19/08/2010
Marité, ma soeur volée ? (1963)
C’est à l’été 1963, où mes parents traversaient une telle mauvaise passe financière qu’ils avaient décidé de plus ou moins sacrifier leurs vacances. Juillet pour eux à Paris, le mois d’août à trois dans un grenier aménagé en Ardèche. Pour moi, je devais partir en camp scout durant 3 semaines, descendre en radeau la rivière la Loue dans le Haut-Doubs. Sans savoir que ce sera à moins de 5km de là que, 47 ans plus tard, je prendrai ma retraite !
Toute l'année nous avions travaillé à ce camp, et juste avant de partir, je chopai la grippe.
Adieu donc la belle vallée riante de la Loue, bonjour la loge étriquée du 60 rue de la Victoire....
Les prix d'excellence à la pelle étaient loin derrière, j'étais passé en quatrième - à 12 ans quand même - , mais au prix de pas mal d'efforts et il me fallait absolument décompresser, aller au soleil. Déjà assez rachitique, je perdis complètement mon appétit, ce qui inquiéta mes parents.
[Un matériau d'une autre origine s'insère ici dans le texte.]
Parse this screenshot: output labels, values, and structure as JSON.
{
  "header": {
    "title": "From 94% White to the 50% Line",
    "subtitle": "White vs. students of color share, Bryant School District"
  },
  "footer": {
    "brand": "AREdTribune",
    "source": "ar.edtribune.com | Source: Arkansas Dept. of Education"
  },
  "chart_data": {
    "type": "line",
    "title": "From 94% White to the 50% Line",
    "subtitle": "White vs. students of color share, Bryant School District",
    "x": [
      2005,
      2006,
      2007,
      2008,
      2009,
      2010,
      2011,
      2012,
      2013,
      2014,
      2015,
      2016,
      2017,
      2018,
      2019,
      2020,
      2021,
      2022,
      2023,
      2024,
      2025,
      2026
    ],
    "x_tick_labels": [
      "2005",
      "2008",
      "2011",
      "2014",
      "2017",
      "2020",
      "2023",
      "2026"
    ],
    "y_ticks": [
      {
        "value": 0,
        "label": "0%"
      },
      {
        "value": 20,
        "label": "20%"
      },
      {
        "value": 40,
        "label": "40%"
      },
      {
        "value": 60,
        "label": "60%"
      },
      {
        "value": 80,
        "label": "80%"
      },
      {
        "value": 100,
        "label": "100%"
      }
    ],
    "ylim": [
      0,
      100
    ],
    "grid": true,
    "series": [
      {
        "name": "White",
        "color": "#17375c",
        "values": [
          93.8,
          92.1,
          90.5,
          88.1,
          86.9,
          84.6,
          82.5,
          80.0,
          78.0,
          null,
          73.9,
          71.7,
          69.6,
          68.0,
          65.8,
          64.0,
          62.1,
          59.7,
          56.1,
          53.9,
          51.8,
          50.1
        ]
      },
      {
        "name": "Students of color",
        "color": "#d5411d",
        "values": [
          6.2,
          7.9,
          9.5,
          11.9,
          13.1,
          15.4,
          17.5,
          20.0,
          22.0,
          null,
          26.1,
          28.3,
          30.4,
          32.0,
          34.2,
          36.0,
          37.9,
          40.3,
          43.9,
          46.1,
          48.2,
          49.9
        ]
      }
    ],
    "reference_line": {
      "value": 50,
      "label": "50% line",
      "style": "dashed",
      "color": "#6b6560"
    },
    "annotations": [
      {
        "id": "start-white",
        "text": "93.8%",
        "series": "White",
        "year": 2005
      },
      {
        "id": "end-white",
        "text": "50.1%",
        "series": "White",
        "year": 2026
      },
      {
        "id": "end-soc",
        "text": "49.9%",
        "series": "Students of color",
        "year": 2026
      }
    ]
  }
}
Mon père eut alors une idée. Il connaissait une «ancienne collègue» à lui qui habitait Toulon, et lui demanda si je pouvais passer le restant de juillet là-bas. Elle accepta, moi je trépignais de joie ! Déjà quitter cette grisaille parisienne, c’était génial, mais en plus sur la côte d’Azur…
Et, vers le 10, me voilà là-bas.
Au début ça se passe mal, je ne m’entends pas du tout avec le gamin de la famille – un Patrick aussi – et j’en suis carrément à regretter mon pigeonnier. En plus la mère de la dame est avec nous, et c'est visible, elle ne peut pas m'encaisser...
Et puis, la fameuse dame me dit qu’elle va faire venir sa fille de 8 ans, Marité.
Là encore je ne vois pas ça d’un très bon œil, les filles c’est pas trop mon truc, elles ne savent même pas qui est Bob Morane et elles sautent à la corde pendant des heures…
Mais bon, on verra bien !
Pour voir, je vois ! Je suis scotché, littéralement scotché quand je l’aperçois. Petite blonde avec un accent Toulonnais qui achève de me faire craquer. Apparemment de son côté je n’ai pas l’air de lui déplaire non plus. Les bruns aux yeux verts semblent être sa tasse de thé…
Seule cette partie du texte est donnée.